Superlatives are rare in album titles, and for good reason: unless you're a living legend or a legend-in-the-making like the Man in Black (1958's The Fabulous Johnny Cash) or the Queen of Soul (1962's The Electrifying Aretha Franklin), you're all but begging for a crash course in humility. So if you're going to stick a word like "phenomenal" in front of your name on a record cover, you damn well better have the goods to back it up.
"Those are some big shoes!" laughs Ruthie Foster, who, just for the record, is really one of the most humble and down-to-earth artists you could ever meet, phenomenal or otherwise. She admits to initially having "quite a few reservations" about calling her fifth album The Phenomenal Ruthie Foster, crediting both her producer, noted Austin-based "swamp music" guitarist Malcolm "Papa Mali" Welbourne, and her label, Houston's Blue Corn Records, for making that particular gutsy call. As for how they came up with it, well … just give it a listen, and you'll understand. The big shoes just fit — so much so, that calling this particular record by this particular woman at this particular time in her life and career anything but "phenomenal" would be akin to false advertising.

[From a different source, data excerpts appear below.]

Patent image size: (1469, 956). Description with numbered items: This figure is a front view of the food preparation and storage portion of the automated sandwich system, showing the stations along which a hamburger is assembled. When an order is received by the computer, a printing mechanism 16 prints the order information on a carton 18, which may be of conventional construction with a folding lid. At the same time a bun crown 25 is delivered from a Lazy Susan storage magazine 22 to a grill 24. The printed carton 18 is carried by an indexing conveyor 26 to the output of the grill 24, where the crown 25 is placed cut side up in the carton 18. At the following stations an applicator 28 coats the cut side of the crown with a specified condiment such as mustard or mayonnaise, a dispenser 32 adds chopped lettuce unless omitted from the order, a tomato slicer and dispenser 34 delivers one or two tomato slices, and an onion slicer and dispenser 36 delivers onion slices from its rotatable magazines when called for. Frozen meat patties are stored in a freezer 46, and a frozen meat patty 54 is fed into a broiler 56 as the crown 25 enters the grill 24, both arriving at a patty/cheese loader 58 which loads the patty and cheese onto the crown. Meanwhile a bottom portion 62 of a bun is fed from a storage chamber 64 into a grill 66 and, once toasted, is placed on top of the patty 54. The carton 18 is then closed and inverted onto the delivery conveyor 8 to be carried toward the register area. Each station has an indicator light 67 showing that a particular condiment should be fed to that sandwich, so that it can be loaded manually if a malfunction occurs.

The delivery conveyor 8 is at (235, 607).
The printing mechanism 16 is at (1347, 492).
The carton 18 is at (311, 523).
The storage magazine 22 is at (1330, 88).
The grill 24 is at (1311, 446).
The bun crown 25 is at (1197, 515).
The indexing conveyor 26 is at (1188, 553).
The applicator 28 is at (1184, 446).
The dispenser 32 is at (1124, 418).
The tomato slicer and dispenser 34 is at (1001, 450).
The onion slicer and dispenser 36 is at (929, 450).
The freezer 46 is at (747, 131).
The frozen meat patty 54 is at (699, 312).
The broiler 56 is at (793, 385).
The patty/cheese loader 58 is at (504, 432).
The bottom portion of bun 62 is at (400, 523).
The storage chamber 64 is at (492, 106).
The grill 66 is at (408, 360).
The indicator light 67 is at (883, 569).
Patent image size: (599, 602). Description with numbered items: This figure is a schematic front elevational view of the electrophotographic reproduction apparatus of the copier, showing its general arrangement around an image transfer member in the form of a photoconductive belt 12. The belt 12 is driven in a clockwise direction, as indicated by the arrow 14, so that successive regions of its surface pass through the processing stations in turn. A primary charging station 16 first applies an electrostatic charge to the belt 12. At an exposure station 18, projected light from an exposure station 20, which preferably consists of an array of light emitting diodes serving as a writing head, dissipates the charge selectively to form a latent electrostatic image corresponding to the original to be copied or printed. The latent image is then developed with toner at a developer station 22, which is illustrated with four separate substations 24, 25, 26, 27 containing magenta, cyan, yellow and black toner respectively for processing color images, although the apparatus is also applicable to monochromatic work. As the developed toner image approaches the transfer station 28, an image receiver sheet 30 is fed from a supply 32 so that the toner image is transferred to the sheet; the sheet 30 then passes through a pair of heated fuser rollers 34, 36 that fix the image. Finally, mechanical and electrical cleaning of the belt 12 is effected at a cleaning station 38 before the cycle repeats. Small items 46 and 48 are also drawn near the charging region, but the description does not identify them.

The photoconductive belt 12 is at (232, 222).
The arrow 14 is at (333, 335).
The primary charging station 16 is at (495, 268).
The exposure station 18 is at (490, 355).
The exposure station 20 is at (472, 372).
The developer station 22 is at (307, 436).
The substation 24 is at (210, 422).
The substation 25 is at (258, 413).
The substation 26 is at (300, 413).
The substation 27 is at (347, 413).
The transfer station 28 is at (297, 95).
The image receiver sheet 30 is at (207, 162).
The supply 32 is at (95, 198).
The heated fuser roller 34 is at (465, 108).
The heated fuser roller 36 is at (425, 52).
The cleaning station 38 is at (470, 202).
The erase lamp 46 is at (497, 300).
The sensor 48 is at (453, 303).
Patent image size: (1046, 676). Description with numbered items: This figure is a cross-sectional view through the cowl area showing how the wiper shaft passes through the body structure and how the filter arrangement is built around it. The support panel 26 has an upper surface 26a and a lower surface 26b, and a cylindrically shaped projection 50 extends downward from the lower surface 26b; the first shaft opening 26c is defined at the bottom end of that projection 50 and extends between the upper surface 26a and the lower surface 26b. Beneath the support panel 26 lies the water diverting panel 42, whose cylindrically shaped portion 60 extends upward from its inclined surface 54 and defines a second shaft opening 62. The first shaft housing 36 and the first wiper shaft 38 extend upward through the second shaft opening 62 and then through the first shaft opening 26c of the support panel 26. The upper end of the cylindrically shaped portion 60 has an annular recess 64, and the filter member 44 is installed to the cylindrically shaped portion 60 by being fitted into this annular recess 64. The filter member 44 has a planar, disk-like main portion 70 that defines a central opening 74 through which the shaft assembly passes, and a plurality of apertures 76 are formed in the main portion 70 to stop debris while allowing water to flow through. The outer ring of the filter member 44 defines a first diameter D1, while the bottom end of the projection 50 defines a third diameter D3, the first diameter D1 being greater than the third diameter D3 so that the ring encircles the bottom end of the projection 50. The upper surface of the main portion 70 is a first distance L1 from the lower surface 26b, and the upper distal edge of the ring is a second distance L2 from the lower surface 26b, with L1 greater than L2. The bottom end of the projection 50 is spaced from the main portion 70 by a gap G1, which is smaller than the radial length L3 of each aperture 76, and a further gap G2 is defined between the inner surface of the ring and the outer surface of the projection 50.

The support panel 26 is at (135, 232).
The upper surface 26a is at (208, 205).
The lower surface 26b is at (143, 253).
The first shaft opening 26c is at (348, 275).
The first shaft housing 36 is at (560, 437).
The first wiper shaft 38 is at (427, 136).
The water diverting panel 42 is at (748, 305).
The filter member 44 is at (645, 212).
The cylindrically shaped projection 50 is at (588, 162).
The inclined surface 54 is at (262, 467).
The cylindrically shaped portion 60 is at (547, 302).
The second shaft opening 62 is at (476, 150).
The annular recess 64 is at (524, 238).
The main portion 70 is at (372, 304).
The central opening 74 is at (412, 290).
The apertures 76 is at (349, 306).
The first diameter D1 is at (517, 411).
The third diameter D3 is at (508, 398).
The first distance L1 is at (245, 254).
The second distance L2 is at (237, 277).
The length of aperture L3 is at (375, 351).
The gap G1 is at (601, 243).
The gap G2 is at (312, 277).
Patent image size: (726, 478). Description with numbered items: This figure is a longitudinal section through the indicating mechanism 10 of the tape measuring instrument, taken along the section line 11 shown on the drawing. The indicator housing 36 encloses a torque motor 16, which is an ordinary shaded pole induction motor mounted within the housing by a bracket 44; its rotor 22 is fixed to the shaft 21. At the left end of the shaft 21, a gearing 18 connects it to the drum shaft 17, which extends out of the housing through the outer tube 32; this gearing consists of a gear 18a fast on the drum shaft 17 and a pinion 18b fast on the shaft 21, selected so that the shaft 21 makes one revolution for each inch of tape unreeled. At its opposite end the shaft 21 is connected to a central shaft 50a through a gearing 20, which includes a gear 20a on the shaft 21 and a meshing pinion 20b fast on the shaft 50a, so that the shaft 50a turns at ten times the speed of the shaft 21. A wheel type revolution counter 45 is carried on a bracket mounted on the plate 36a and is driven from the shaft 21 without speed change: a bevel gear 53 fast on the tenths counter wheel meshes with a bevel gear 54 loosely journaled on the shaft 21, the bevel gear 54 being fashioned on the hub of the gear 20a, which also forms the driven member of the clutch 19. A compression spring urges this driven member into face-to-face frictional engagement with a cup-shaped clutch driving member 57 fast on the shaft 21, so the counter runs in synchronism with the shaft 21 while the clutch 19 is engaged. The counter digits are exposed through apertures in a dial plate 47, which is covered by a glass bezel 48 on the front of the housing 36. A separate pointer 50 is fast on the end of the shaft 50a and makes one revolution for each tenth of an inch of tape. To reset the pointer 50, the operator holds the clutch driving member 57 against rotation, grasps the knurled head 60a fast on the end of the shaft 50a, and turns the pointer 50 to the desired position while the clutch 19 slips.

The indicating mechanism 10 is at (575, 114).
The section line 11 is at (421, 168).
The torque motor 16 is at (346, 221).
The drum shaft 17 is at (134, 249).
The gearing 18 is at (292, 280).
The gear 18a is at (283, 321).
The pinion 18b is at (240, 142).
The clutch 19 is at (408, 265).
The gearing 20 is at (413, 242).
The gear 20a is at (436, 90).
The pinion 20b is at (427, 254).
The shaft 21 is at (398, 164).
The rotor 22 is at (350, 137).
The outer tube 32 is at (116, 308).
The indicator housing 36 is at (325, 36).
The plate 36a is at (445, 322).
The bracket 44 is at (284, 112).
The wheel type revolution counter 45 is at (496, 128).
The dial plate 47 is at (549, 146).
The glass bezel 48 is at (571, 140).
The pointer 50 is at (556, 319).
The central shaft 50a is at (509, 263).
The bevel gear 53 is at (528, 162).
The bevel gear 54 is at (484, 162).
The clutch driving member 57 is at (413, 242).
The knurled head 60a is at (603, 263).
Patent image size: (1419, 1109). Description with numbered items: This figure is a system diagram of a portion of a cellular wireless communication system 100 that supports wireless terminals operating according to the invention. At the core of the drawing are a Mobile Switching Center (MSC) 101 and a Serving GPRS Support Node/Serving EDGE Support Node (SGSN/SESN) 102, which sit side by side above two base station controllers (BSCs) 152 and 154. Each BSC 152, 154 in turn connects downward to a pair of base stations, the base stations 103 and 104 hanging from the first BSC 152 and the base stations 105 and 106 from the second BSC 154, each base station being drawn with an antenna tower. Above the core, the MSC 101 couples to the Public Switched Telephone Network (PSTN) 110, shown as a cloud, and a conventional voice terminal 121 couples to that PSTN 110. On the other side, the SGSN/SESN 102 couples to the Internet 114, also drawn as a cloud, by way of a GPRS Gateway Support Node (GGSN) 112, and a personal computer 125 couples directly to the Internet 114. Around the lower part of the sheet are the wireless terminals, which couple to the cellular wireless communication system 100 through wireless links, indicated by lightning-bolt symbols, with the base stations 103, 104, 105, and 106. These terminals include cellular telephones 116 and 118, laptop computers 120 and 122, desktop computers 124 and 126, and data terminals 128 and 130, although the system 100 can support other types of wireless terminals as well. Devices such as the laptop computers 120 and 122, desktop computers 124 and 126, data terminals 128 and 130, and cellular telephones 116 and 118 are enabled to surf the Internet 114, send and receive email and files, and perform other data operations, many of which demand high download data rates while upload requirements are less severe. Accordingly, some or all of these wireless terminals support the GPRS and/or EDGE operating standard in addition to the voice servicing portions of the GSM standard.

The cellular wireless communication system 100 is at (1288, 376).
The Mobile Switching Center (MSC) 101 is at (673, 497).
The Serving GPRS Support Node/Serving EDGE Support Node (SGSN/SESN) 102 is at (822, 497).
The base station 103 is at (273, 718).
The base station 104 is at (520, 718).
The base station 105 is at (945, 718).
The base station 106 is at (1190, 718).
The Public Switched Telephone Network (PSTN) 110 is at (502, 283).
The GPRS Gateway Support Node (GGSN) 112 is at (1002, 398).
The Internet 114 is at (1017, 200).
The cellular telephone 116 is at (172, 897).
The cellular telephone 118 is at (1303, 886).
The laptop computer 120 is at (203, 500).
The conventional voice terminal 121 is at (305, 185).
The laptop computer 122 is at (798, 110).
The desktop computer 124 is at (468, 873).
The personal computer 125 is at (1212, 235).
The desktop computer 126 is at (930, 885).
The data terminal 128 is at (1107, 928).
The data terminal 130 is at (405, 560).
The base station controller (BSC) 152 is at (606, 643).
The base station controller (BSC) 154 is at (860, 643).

If you haven't yet been introduced to the music of this prodigiously gifted singer and songwriter from Texas, you're in for a major epiphany. And if you've been following Foster's career ever since her self-released, 1997 debut, Full Circle, or even since her 2002 breakthrough, Runaway Soul, you're in for an even bigger surprise, because you really haven't ever heard Foster until you hear her now. Simply put, mama's gotta brand new bag.
"Change is kind of scary for a lot of people when it comes to music," says Foster. "But I've had a lot of changes in my life the last couple of years here, both personally and musically, and it was just time to step out. Running across Papa Mali when I did was great for me, because he'd been showing up to a lot of my shows here in Austin, and he mentioned that he heard so much more in me than what was coming across. That really got my attention, because I knew that there was more, too. I'd been wanting to stretch out for quite some time. And he had a way of just saying, 'It's time to fly, Ruth.”